Urban Landscape: Stephen Shore

The image shown were taken from the Stephen Shore book ‘Uncommon Places’ published by Thames and Hudson in 2004 and includes 163 coloured photographs by the photographer.

The images show a journey Shore took across the U.S, and were taken over a span of 11 years and began July 3rd, 1973. For the project Shore used a 35mm Rollei which was perfect for the point and shoot method Shore wanted to use as he wanted to look at the world from a tourists perspective and so also got his images printed in the same way at a Kodak lab. He also chose this camera as it was uncomplicated and did not intrude with the travellers activities.

I chose these specific images by Shore as I liked the perspective they were taken from, the angle has not made it so cars are in the way of the frame, but add to it. I also thought that the colours were very interesting and the composition.

Urban Landscape: Fifth Shoot

For my fifth shoot I went back to the same location as my previous shoot as I wanted to focus on a specific area and improve it from the last time I photographed their.

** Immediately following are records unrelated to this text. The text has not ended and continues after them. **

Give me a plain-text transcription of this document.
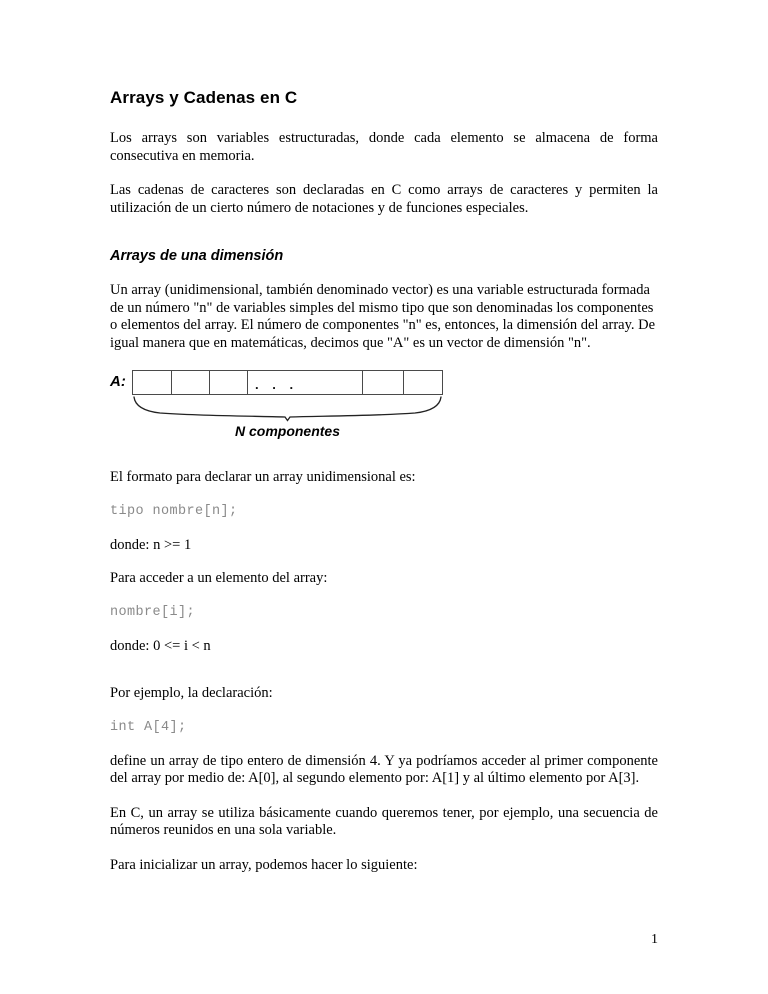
Arrays y Cadenas en C

Los arrays son variables estructuradas, donde cada elemento se almacena de forma consecutiva en memoria.

Las cadenas de caracteres son declaradas en C como arrays de caracteres y permiten la utilización de un cierto número de notaciones y de funciones especiales.

Arrays de una dimensión

Un array (unidimensional, también denominado vector) es una variable estructurada formada de un número "n" de variables simples del mismo tipo que son denominadas los componentes o elementos del array. El número de componentes "n" es, entonces, la dimensión del array. De igual manera que en matemáticas, decimos que "A" es un vector de dimensión "n".

A:	. . .
N componentes

El formato para declarar un array unidimensional es:

tipo nombre[n];

donde: n >= 1

Para acceder a un elemento del array:

nombre[i];

donde: 0 <= i < n

Por ejemplo, la declaración:

int A[4];

define un array de tipo entero de dimensión 4. Y ya podríamos acceder al primer componente del array por medio de: A[0], al segundo elemento por: A[1] y al último elemento por A[3].

En C, un array se utiliza básicamente cuando queremos tener, por ejemplo, una secuencia de números reunidos en una sola variable.

Para inicializar un array, podemos hacer lo siguiente:

1
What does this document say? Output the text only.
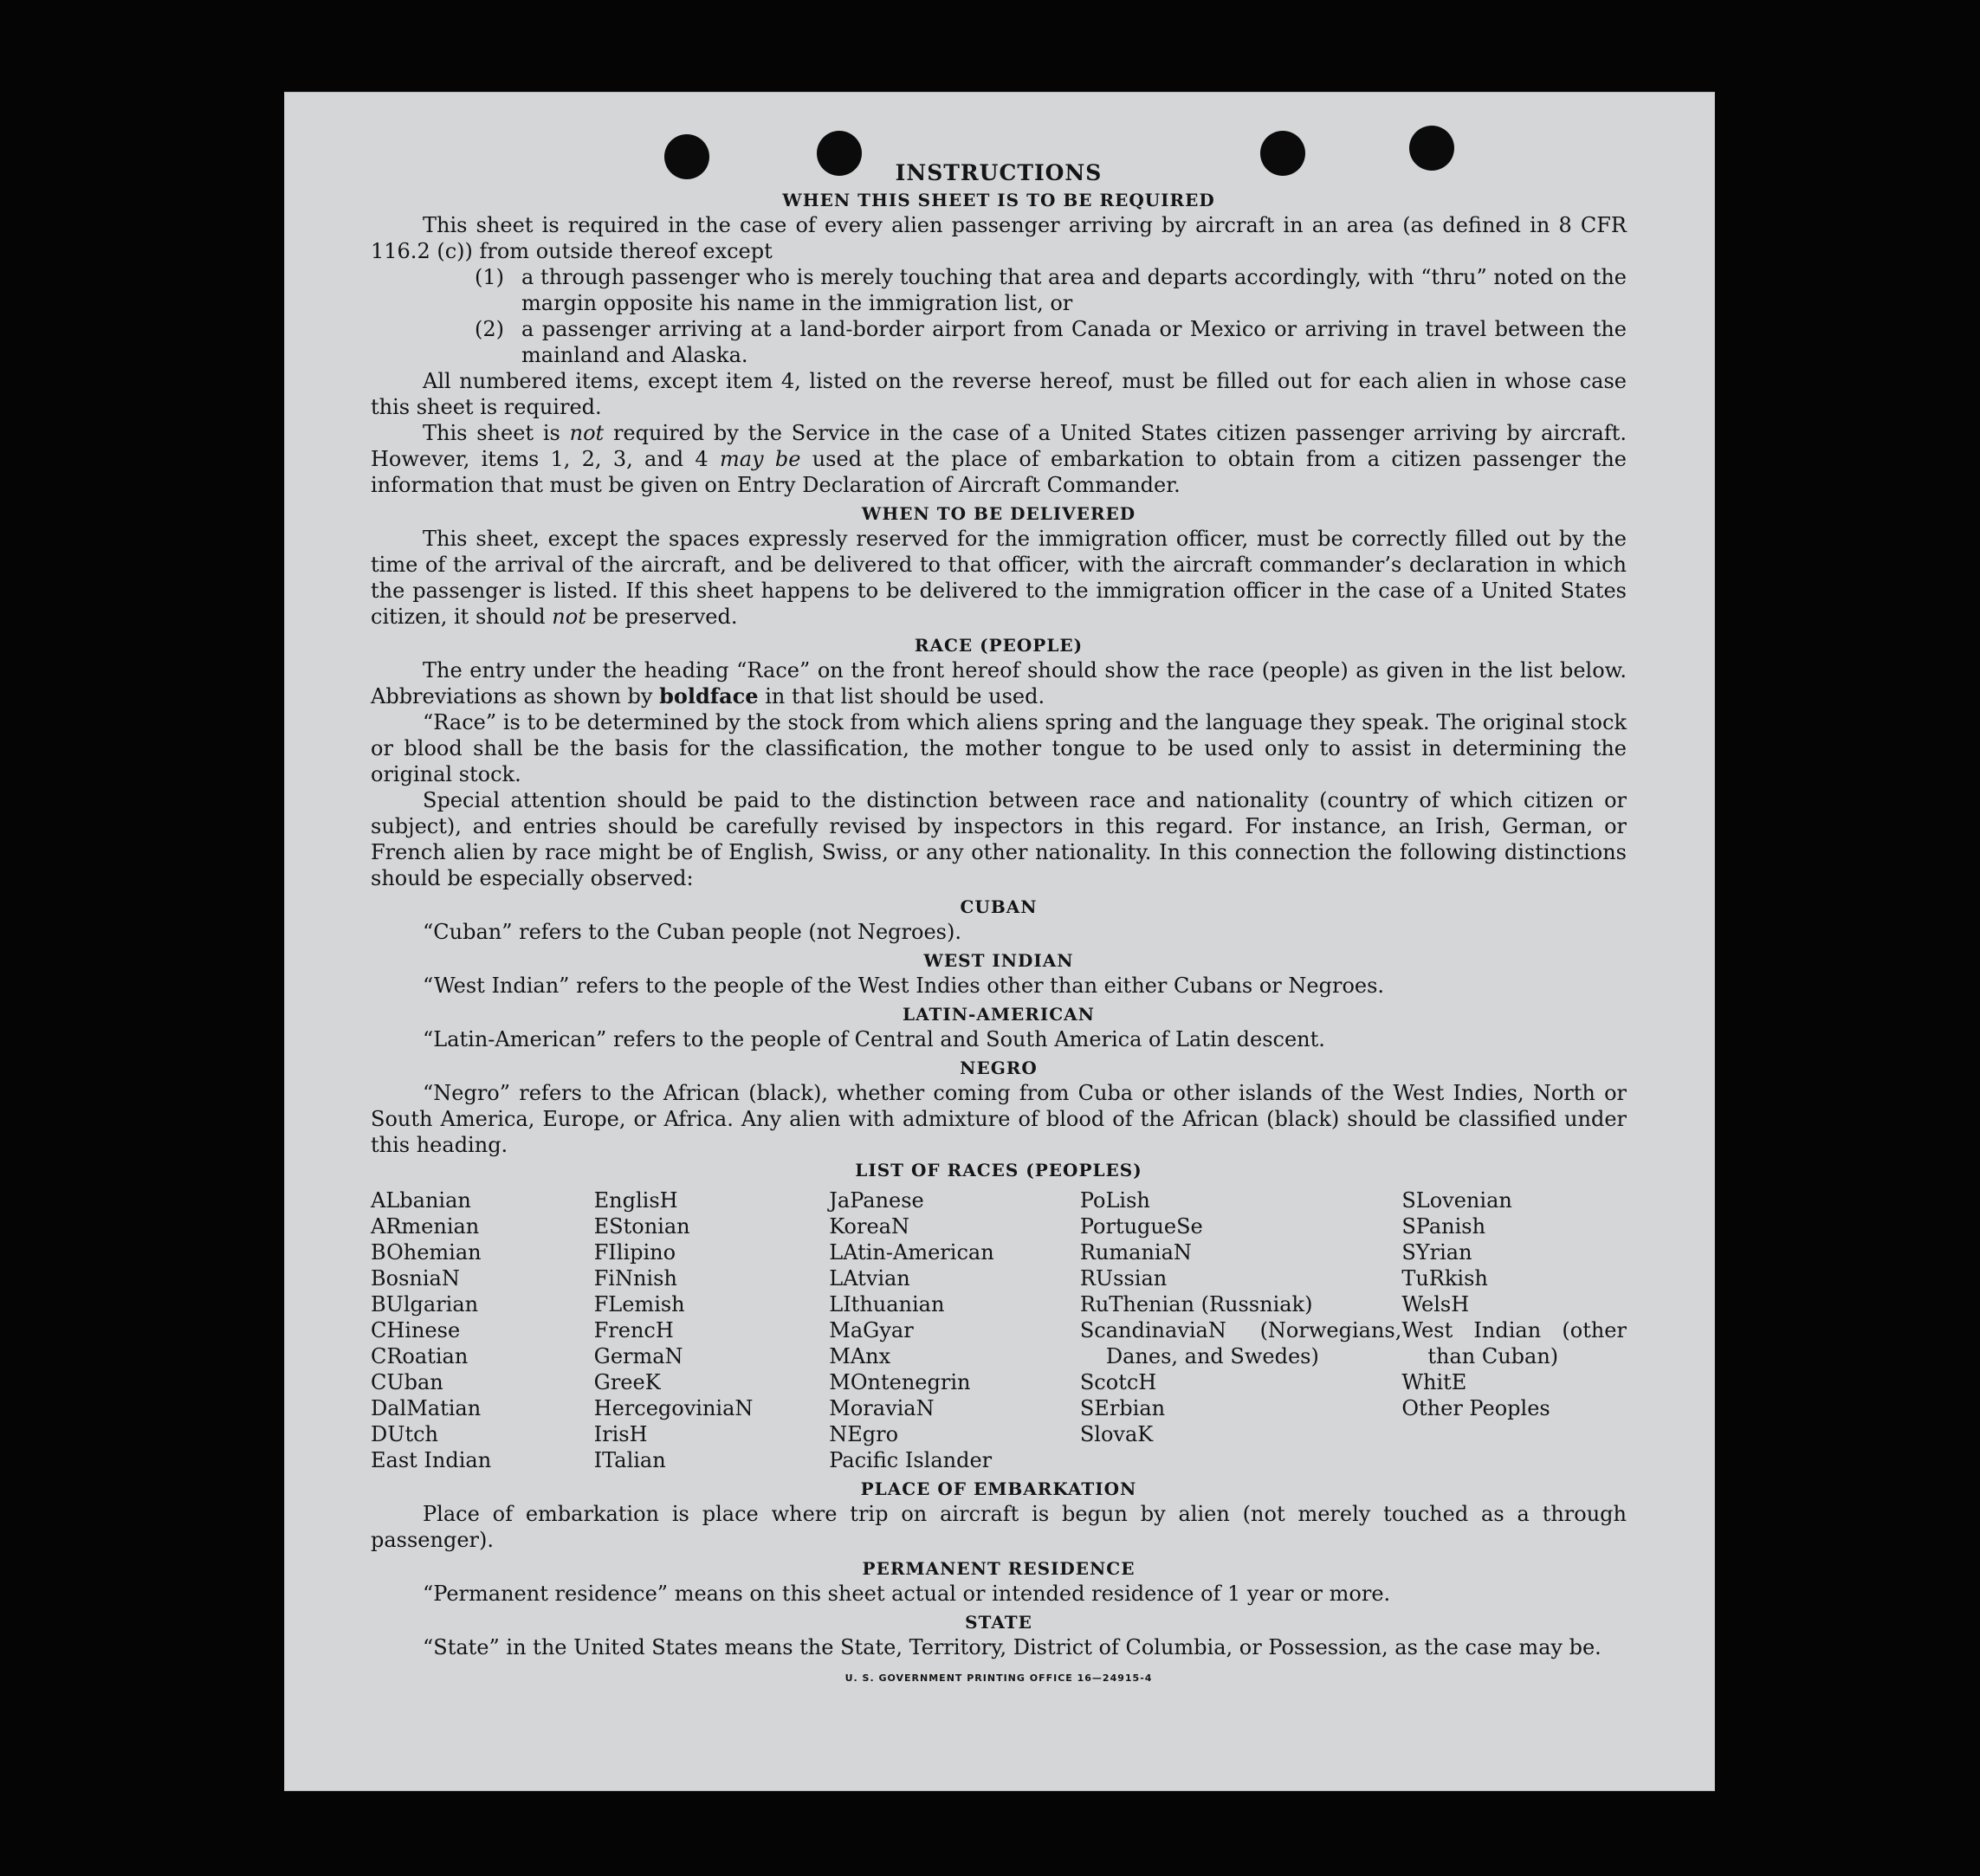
INSTRUCTIONS
WHEN THIS SHEET IS TO BE REQUIRED

This sheet is required in the case of every alien passenger arriving by aircraft in an area (as defined in 8 CFR 116.2 (c)) from outside thereof except

(1) a through passenger who is merely touching that area and departs accordingly, with “thru” noted on the margin opposite his name in the immigration list, or
(2) a passenger arriving at a land-border airport from Canada or Mexico or arriving in travel between the mainland and Alaska.

All numbered items, except item 4, listed on the reverse hereof, must be filled out for each alien in whose case this sheet is required.

This sheet is not required by the Service in the case of a United States citizen passenger arriving by aircraft. However, items 1, 2, 3, and 4 may be used at the place of embarkation to obtain from a citizen passenger the information that must be given on Entry Declaration of Aircraft Commander.

WHEN TO BE DELIVERED

This sheet, except the spaces expressly reserved for the immigration officer, must be correctly filled out by the time of the arrival of the aircraft, and be delivered to that officer, with the aircraft commander’s declaration in which the passenger is listed. If this sheet happens to be delivered to the immigration officer in the case of a United States citizen, it should not be preserved.

RACE (PEOPLE)

The entry under the heading “Race” on the front hereof should show the race (people) as given in the list below. Abbreviations as shown by boldface in that list should be used.

“Race” is to be determined by the stock from which aliens spring and the language they speak. The original stock or blood shall be the basis for the classification, the mother tongue to be used only to assist in determining the original stock.

Special attention should be paid to the distinction between race and nationality (country of which citizen or subject), and entries should be carefully revised by inspectors in this regard. For instance, an Irish, German, or French alien by race might be of English, Swiss, or any other nationality. In this connection the following distinctions should be especially observed:

CUBAN

“Cuban” refers to the Cuban people (not Negroes).

WEST INDIAN

“West Indian” refers to the people of the West Indies other than either Cubans or Negroes.

LATIN-AMERICAN

“Latin-American” refers to the people of Central and South America of Latin descent.

NEGRO

“Negro” refers to the African (black), whether coming from Cuba or other islands of the West Indies, North or South America, Europe, or Africa. Any alien with admixture of blood of the African (black) should be classified under this heading.

LIST OF RACES (PEOPLES)
ALbanian
ARmenian
BOhemian
BosniaN
BUlgarian
CHinese
CRoatian
CUban
DalMatian
DUtch
East Indian
EnglisH
EStonian
FIlipino
FiNnish
FLemish
FrencH
GermaN
GreeK
HercegoviniaN
IrisH
ITalian
JaPanese
KoreaN
LAtin-American
LAtvian
LIthuanian
MaGyar
MAnx
MOntenegrin
MoraviaN
NEgro
Pacific Islander
PoLish
PortugueSe
RumaniaN
RUssian
RuThenian (Russniak)
ScandinaviaN (Norwegians, Danes, and Swedes)
ScotcH
SErbian
SlovaK
SLovenian
SPanish
SYrian
TuRkish
WelsH
West Indian (other than Cuban)
WhitE
Other Peoples
PLACE OF EMBARKATION

Place of embarkation is place where trip on aircraft is begun by alien (not merely touched as a through passenger).

PERMANENT RESIDENCE

“Permanent residence” means on this sheet actual or intended residence of 1 year or more.

STATE

“State” in the United States means the State, Territory, District of Columbia, or Possession, as the case may be.

U. S. GOVERNMENT PRINTING OFFICE 16—24915-4
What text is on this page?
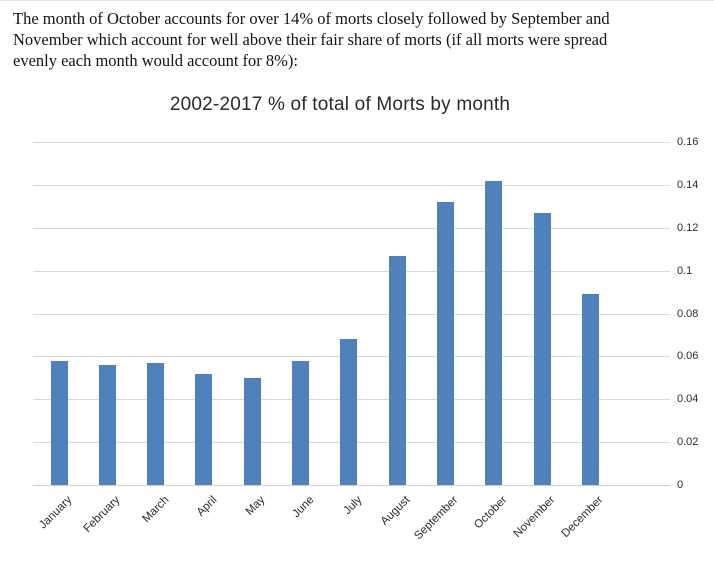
The month of October accounts for over 14% of morts closely followed by September and
November which account for well above their fair share of morts (if all morts were spread
evenly each month would account for 8%):
2002-2017 % of total of Morts by month
0
0.02
0.04
0.06
0.08
0.1
0.12
0.14
0.16
January February March April May June July August September October November December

In one of my photograph from my previous shoot I noticed that the dinted garage in the photograph would be good subject matter for my project and my theme, but I had not quite got it within the frame, and was certainly not the main point of focus.

Along with my contact sheet from the shoot I have also included a mock up on Lightroom of my first look at how my images could possibly go together when looking for my final images out of what I have already shot so that I know what areas I need to improve on.

When looking at the layout I think that on the first row the two images from the top left and centre go nicely together as they were shot in the same area, whereas the image on the top right was a completely different area and doesn’t match the green tones of the other photographs. To correct this I think that they need to be three different areas, or I all need to be different. As all of the bottom images are from different locations I think that I will do this also with the top images.

For my next shoot I will go back to Harrow-on-the-Hill and find another area I think would fit in with the different perspectives I have shown of the town.

Urban Landscape: Fourth shoot

For my fourth shoot I went back to the town centre, but instead of dawn I went at dusk as during the morning the town was far too busy to be able to take pictures without getting a line of cars in the photographs.

At dusk I was able to go back to the same locations and take the similar images as previous but without the cars. I did prefer shooting during the morning as you don’t have to worry about running out of light as it gets brighter, at dusk I do not get as many images because I spend too long composing my photographs and it gets dark very quickly.

I am now going to look at images from all my shoots and see which ones so far fit together and which I need to improve on.